Deep Under (Tall, Dark and Deadly #4)

“Promise?”


“Yes Myla, I promise, but even that means nothing right now.” His cell rings and he pulls it from his pocket, glancing at the screen. “Per the hotel staffer I have on payroll,” he says, slipping his phone back into his pocket, “a couple of Juan’s goons are on their way up here,” Kyle tells me, slipping his phone back into his pocket.

“Is Juan with them?”

“No. Juan is not with them but I find it curious that the reason for their visit is less important to hear, than confirmation that Juan isn’t with them.”

I blanch but recover quickly. “He’s difficult. You’ve seen that. Sometimes, I wish I had a warning bell for that man.”

“You don’t need a bell. You have me. What did he do to you?”

Now I need space, and I take a step backwards, hitting the desk. His eyes narrow, understanding in their depths that tell me, I’ve shown my hand. “What about the last sixty seconds made you want to run?

“I wasn’t running. I just…he’s….” He arches a brow. “He makes me uncomfortable.”

“Did he touch you?”

“What?”

“Did he touch you?”

“Why are we talking about Juan?”

“That’s a fucking “yes”. Did you tell Alvarez?”

“I didn’t say he-”

“We both know he did. Did you tell Alvarez?”

“Juan said that if I did, he’d make it look like it was all me and he’s Michael’s half-brother and-”

“Wait. Juan’s his half-brother?”

“Yes and Michael trusts him like he trusts no one else, me included, obviously. Is this where you ask me-”

“No. I’m not going to ask. Juan wants your fear and that is exactly what I see it in your eyes. Alvarez sees it too, and he knows he’ll never truly own you, as long as it exists. Be glad I took out the cameras. It would have shown even more on the film.”

“It’s what doesn’t show that I fear right now. What’s left to his imagination.” There’s a knock on the door. “How do you know they aren’t coming to get rid of you?”

“I’m not easy to get rid of, sweetheart. Especially when I decide I have a reason to stay around. And I have.”

“And that reason is?”

“The same one that made me take the job. You.”





Chapter Five





Myla





“You took the job for me?” I ask, stunned by that declaration, and the many things I could read into that possibility dart through my mind.

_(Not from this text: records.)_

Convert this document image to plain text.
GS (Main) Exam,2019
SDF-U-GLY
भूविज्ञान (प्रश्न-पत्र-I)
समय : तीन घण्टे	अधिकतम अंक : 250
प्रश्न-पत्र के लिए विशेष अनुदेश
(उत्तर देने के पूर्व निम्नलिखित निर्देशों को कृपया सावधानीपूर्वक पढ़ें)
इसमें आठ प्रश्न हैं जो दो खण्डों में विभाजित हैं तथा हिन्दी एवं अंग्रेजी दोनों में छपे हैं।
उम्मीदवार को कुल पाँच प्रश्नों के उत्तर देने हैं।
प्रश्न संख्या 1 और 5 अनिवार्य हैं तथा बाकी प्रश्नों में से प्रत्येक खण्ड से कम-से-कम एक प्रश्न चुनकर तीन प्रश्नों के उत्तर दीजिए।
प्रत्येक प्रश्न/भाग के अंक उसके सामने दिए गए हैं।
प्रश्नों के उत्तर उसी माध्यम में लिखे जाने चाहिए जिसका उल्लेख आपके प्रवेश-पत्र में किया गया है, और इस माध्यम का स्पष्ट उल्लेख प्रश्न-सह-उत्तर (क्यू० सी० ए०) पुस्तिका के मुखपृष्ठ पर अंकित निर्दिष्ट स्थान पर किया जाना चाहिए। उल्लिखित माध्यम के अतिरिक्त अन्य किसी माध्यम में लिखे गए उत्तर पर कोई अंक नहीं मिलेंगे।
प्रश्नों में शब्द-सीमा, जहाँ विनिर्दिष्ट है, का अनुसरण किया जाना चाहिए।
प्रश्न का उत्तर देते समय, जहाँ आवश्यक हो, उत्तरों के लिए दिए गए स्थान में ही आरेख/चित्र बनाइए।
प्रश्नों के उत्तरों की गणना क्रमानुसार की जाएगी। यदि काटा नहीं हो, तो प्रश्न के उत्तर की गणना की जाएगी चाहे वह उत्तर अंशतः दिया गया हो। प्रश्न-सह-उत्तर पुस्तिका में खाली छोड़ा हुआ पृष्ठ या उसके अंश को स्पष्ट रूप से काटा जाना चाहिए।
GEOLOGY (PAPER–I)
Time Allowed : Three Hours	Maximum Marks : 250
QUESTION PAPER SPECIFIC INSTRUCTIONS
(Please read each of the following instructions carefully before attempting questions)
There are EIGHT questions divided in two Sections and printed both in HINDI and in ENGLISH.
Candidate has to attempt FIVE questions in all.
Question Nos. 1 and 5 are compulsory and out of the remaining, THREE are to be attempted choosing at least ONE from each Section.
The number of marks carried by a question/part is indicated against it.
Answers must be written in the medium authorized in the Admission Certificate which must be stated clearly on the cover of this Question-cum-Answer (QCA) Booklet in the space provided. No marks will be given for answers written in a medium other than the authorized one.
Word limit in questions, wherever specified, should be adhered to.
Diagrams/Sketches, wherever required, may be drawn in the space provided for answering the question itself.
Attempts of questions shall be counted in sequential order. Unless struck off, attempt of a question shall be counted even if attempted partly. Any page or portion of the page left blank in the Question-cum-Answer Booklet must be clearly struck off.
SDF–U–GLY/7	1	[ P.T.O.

“You asked me to take it.”

“I did, but you don’t know me, so why would anything I ask matter?”

“I choose my jobs based on who I’m protecting, not who’s paying the bill.”

“And you chose me,” I say, and it’s not a question. He did, and I want to be happy, but I am not in a position to accept what I don’t understand. “Why?”

“Because you aren’t one of them.”

“And yet you took a meeting thinking I might be one of them?”

“And you just answered that without denying that I’m right.”

I blanch at my mistake and then try to recover. “Different doesn’t mean I don’t belong.”

He arches a brow. “Doesn’t it?”

“Is this a test?”

“No,” he says. “It’s not a test. It’s simply my answer. You wanted to know why I took the job. I took it because you’re different than them, and if I had any doubt of that, I would have declined the job.”

“Then why even take the appointment?”

“A million dollars is always a reason to consider a job. It’s not, however, a reason to take one.”

A knock sounds on the door again, thundering louder this time, and I jolt, once again hugging myself, when I know better than to show a visible reaction. It says I’m on edge. It says I’m withdrawn, but I justify it because Kyle is new to me. Michael would, in fact, expect me to be nervous with any stranger, most especially one this close to me. And since my gaze somehow collided with Kyle’s green one, there is no question that he’s noticed, even before he says, “It’s okay. They won’t be here long.”

“We hope,” I say. “We don’t know why they’re here.”

“I told Juan if I saw anyone in my line of sight that hadn’t introduced themselves first, I’d shoot them.”

“I could have about a million fantasies of you actually doing that,” I confess.

“If that’s your best idea of a fantasy, we have a problem.”

“I didn’t say it was the best.”

“Is it?”

Me killing a few of them myself, Juan especially, would be better, I think, but I say, “Should we be talking about fantasies?”